Not all casualties on the battlefield are victims of blast or penetrating trauma. Cardiac arrest in the absence of blast or penetrating trauma may warrant consideration for initiation of CPR.
For example, in severe cases of hypothermia, a casualty can lose vital signs but regain them once they have been actively warmed; and if CPR is initiated, their outcome may be improved. Similarly, near-drowning victims may experience cardiac arrest. Another situation you could encounter is electrocution, in which a return of normal cardiac activity may be delayed, but occur even in the absence of defibrillation. These, and other non-traumatic instances of cardiac arrest, may lead you to consider initiating CPR.
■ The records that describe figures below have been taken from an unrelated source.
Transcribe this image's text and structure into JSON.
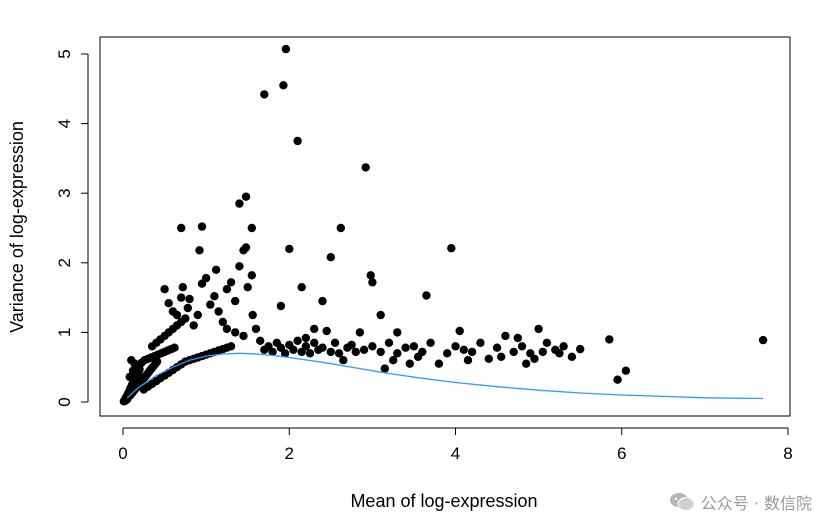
{
  "chart_data": {
    "type": "scatter",
    "xlabel": "Mean of log-expression",
    "ylabel": "Variance of log-expression",
    "xlim": [
      0,
      8
    ],
    "ylim": [
      0,
      5
    ],
    "x_ticks": [
      "0",
      "2",
      "4",
      "6",
      "8"
    ],
    "y_ticks": [
      "0",
      "1",
      "2",
      "3",
      "4",
      "5"
    ],
    "grid": false,
    "point_color": "#000000",
    "curve_color": "#3399ff",
    "series": [
      {
        "kind": "points",
        "points": [
          [
            0.01,
            0.01
          ],
          [
            0.02,
            0.03
          ],
          [
            0.03,
            0.05
          ],
          [
            0.04,
            0.07
          ],
          [
            0.05,
            0.09
          ],
          [
            0.06,
            0.12
          ],
          [
            0.07,
            0.14
          ],
          [
            0.08,
            0.17
          ],
          [
            0.09,
            0.2
          ],
          [
            0.1,
            0.22
          ],
          [
            0.11,
            0.25
          ],
          [
            0.12,
            0.27
          ],
          [
            0.13,
            0.3
          ],
          [
            0.14,
            0.32
          ],
          [
            0.15,
            0.35
          ],
          [
            0.16,
            0.37
          ],
          [
            0.17,
            0.4
          ],
          [
            0.18,
            0.42
          ],
          [
            0.19,
            0.45
          ],
          [
            0.2,
            0.47
          ],
          [
            0.03,
            0.02
          ],
          [
            0.05,
            0.04
          ],
          [
            0.07,
            0.08
          ],
          [
            0.09,
            0.1
          ],
          [
            0.11,
            0.13
          ],
          [
            0.13,
            0.16
          ],
          [
            0.15,
            0.19
          ],
          [
            0.17,
            0.22
          ],
          [
            0.19,
            0.25
          ],
          [
            0.21,
            0.28
          ],
          [
            0.23,
            0.31
          ],
          [
            0.25,
            0.34
          ],
          [
            0.27,
            0.37
          ],
          [
            0.29,
            0.4
          ],
          [
            0.31,
            0.43
          ],
          [
            0.33,
            0.46
          ],
          [
            0.35,
            0.49
          ],
          [
            0.37,
            0.52
          ],
          [
            0.39,
            0.55
          ],
          [
            0.41,
            0.58
          ],
          [
            0.08,
            0.36
          ],
          [
            0.12,
            0.45
          ],
          [
            0.1,
            0.6
          ],
          [
            0.14,
            0.55
          ],
          [
            0.18,
            0.52
          ],
          [
            0.22,
            0.56
          ],
          [
            0.26,
            0.6
          ],
          [
            0.3,
            0.62
          ],
          [
            0.34,
            0.64
          ],
          [
            0.38,
            0.66
          ],
          [
            0.42,
            0.68
          ],
          [
            0.46,
            0.7
          ],
          [
            0.5,
            0.72
          ],
          [
            0.54,
            0.74
          ],
          [
            0.58,
            0.76
          ],
          [
            0.62,
            0.78
          ],
          [
            0.25,
            0.18
          ],
          [
            0.3,
            0.22
          ],
          [
            0.35,
            0.26
          ],
          [
            0.4,
            0.3
          ],
          [
            0.45,
            0.34
          ],
          [
            0.5,
            0.38
          ],
          [
            0.55,
            0.42
          ],
          [
            0.6,
            0.46
          ],
          [
            0.65,
            0.5
          ],
          [
            0.7,
            0.54
          ],
          [
            0.75,
            0.58
          ],
          [
            0.8,
            0.6
          ],
          [
            0.85,
            0.62
          ],
          [
            0.9,
            0.64
          ],
          [
            0.95,
            0.66
          ],
          [
            1.0,
            0.68
          ],
          [
            1.05,
            0.7
          ],
          [
            1.1,
            0.72
          ],
          [
            1.15,
            0.74
          ],
          [
            1.2,
            0.76
          ],
          [
            1.25,
            0.78
          ],
          [
            1.3,
            0.8
          ],
          [
            0.35,
            0.8
          ],
          [
            0.4,
            0.85
          ],
          [
            0.45,
            0.9
          ],
          [
            0.5,
            0.95
          ],
          [
            0.55,
            1.0
          ],
          [
            0.6,
            1.05
          ],
          [
            0.65,
            1.1
          ],
          [
            0.7,
            1.15
          ],
          [
            0.75,
            1.2
          ],
          [
            0.5,
            1.62
          ],
          [
            0.55,
            1.42
          ],
          [
            0.6,
            1.3
          ],
          [
            0.65,
            1.25
          ],
          [
            0.7,
            1.5
          ],
          [
            0.72,
            1.65
          ],
          [
            0.78,
            1.35
          ],
          [
            0.8,
            1.48
          ],
          [
            0.85,
            1.1
          ],
          [
            0.9,
            1.25
          ],
          [
            0.95,
            1.7
          ],
          [
            1.0,
            1.78
          ],
          [
            1.05,
            1.4
          ],
          [
            1.1,
            1.52
          ],
          [
            1.12,
            1.9
          ],
          [
            1.15,
            1.3
          ],
          [
            1.2,
            1.15
          ],
          [
            1.25,
            1.62
          ],
          [
            1.3,
            1.72
          ],
          [
            1.35,
            1.45
          ],
          [
            1.4,
            1.95
          ],
          [
            1.45,
            2.18
          ],
          [
            1.48,
            2.22
          ],
          [
            1.5,
            1.65
          ],
          [
            1.55,
            1.82
          ],
          [
            1.56,
            1.25
          ],
          [
            1.6,
            1.05
          ],
          [
            0.7,
            2.5
          ],
          [
            0.95,
            2.52
          ],
          [
            0.92,
            2.18
          ],
          [
            1.4,
            2.85
          ],
          [
            1.48,
            2.95
          ],
          [
            1.55,
            2.5
          ],
          [
            1.7,
            4.42
          ],
          [
            1.93,
            4.55
          ],
          [
            1.96,
            5.07
          ],
          [
            2.1,
            3.75
          ],
          [
            2.0,
            2.2
          ],
          [
            1.9,
            1.38
          ],
          [
            2.15,
            1.65
          ],
          [
            2.4,
            1.45
          ],
          [
            2.5,
            2.08
          ],
          [
            2.62,
            2.5
          ],
          [
            2.92,
            3.37
          ],
          [
            2.98,
            1.82
          ],
          [
            3.0,
            1.72
          ],
          [
            3.65,
            1.53
          ],
          [
            3.95,
            2.21
          ],
          [
            3.1,
            1.25
          ],
          [
            2.85,
            1.0
          ],
          [
            3.3,
            1.0
          ],
          [
            2.3,
            1.05
          ],
          [
            2.45,
            1.02
          ],
          [
            1.7,
            0.75
          ],
          [
            1.75,
            0.8
          ],
          [
            1.8,
            0.72
          ],
          [
            1.85,
            0.85
          ],
          [
            1.9,
            0.78
          ],
          [
            1.95,
            0.7
          ],
          [
            2.0,
            0.82
          ],
          [
            2.05,
            0.75
          ],
          [
            2.1,
            0.88
          ],
          [
            2.15,
            0.72
          ],
          [
            2.2,
            0.8
          ],
          [
            2.25,
            0.7
          ],
          [
            2.3,
            0.85
          ],
          [
            2.35,
            0.75
          ],
          [
            2.4,
            0.78
          ],
          [
            2.5,
            0.72
          ],
          [
            2.55,
            0.85
          ],
          [
            2.6,
            0.7
          ],
          [
            2.7,
            0.78
          ],
          [
            2.75,
            0.82
          ],
          [
            2.8,
            0.72
          ],
          [
            2.9,
            0.75
          ],
          [
            3.0,
            0.8
          ],
          [
            3.1,
            0.72
          ],
          [
            3.2,
            0.85
          ],
          [
            3.3,
            0.7
          ],
          [
            3.4,
            0.78
          ],
          [
            3.5,
            0.8
          ],
          [
            3.6,
            0.72
          ],
          [
            3.7,
            0.85
          ],
          [
            3.8,
            0.55
          ],
          [
            3.9,
            0.7
          ],
          [
            4.0,
            0.8
          ],
          [
            4.05,
            1.02
          ],
          [
            4.1,
            0.75
          ],
          [
            4.2,
            0.72
          ],
          [
            4.3,
            0.85
          ],
          [
            4.4,
            0.62
          ],
          [
            4.5,
            0.78
          ],
          [
            4.6,
            0.95
          ],
          [
            4.7,
            0.72
          ],
          [
            4.8,
            0.8
          ],
          [
            4.85,
            0.55
          ],
          [
            4.9,
            0.7
          ],
          [
            5.0,
            1.05
          ],
          [
            5.05,
            0.72
          ],
          [
            5.1,
            0.85
          ],
          [
            5.2,
            0.75
          ],
          [
            5.3,
            0.8
          ],
          [
            5.4,
            0.65
          ],
          [
            5.5,
            0.76
          ],
          [
            5.85,
            0.9
          ],
          [
            5.95,
            0.32
          ],
          [
            6.05,
            0.45
          ],
          [
            7.7,
            0.89
          ],
          [
            3.15,
            0.48
          ],
          [
            3.45,
            0.55
          ],
          [
            3.25,
            0.6
          ],
          [
            2.65,
            0.6
          ],
          [
            3.55,
            0.65
          ],
          [
            4.15,
            0.6
          ],
          [
            4.55,
            0.65
          ],
          [
            4.75,
            0.92
          ],
          [
            4.95,
            0.62
          ],
          [
            5.25,
            0.7
          ],
          [
            2.2,
            0.92
          ],
          [
            1.65,
            0.88
          ],
          [
            1.45,
            0.95
          ],
          [
            1.35,
            1.0
          ],
          [
            1.25,
            1.05
          ]
        ]
      },
      {
        "kind": "trend",
        "points": [
          [
            0.05,
            0.06
          ],
          [
            0.2,
            0.22
          ],
          [
            0.4,
            0.38
          ],
          [
            0.6,
            0.5
          ],
          [
            0.8,
            0.6
          ],
          [
            1.0,
            0.66
          ],
          [
            1.2,
            0.69
          ],
          [
            1.4,
            0.7
          ],
          [
            1.6,
            0.69
          ],
          [
            1.8,
            0.67
          ],
          [
            2.0,
            0.64
          ],
          [
            2.4,
            0.57
          ],
          [
            2.8,
            0.49
          ],
          [
            3.2,
            0.41
          ],
          [
            3.6,
            0.34
          ],
          [
            4.0,
            0.28
          ],
          [
            4.5,
            0.22
          ],
          [
            5.0,
            0.17
          ],
          [
            5.5,
            0.13
          ],
          [
            6.0,
            0.1
          ],
          [
            6.5,
            0.08
          ],
          [
            7.0,
            0.06
          ],
          [
            7.7,
            0.05
          ]
        ]
      }
    ]
  },
  "watermark": {
    "icon": "wechat-icon",
    "text": "公众号 · 数信院"
  }
}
However, the same potential drawbacks previously mentioned apply in these cases, as well. If the situation is not safe, the responders may be at risk of becoming casualties while performing CPR. The resources that need to be dedicated to proper CPR are significant, to include multiple people to do compressions and provide respirations, perhaps over a significant amount of time, depending on the evacuation and transfer options. Mission success should not be compromised, and the Combat Medic/Corpsman will need to weigh all of these issues when making a determination about initiation and cessation of CPR attempts.
Not covered in this discussion, but important to understand, is that the Tactical Evacuation Phase TCCC Guidelines state: “CPR may be attempted during this phase of care if the casualty does not have obviously fatal wounds and will be arriving at a facility with a surgical capability within a short period of time. CPR should not be done at the expense of compromising the mission or denying lifesaving care to other casualties.”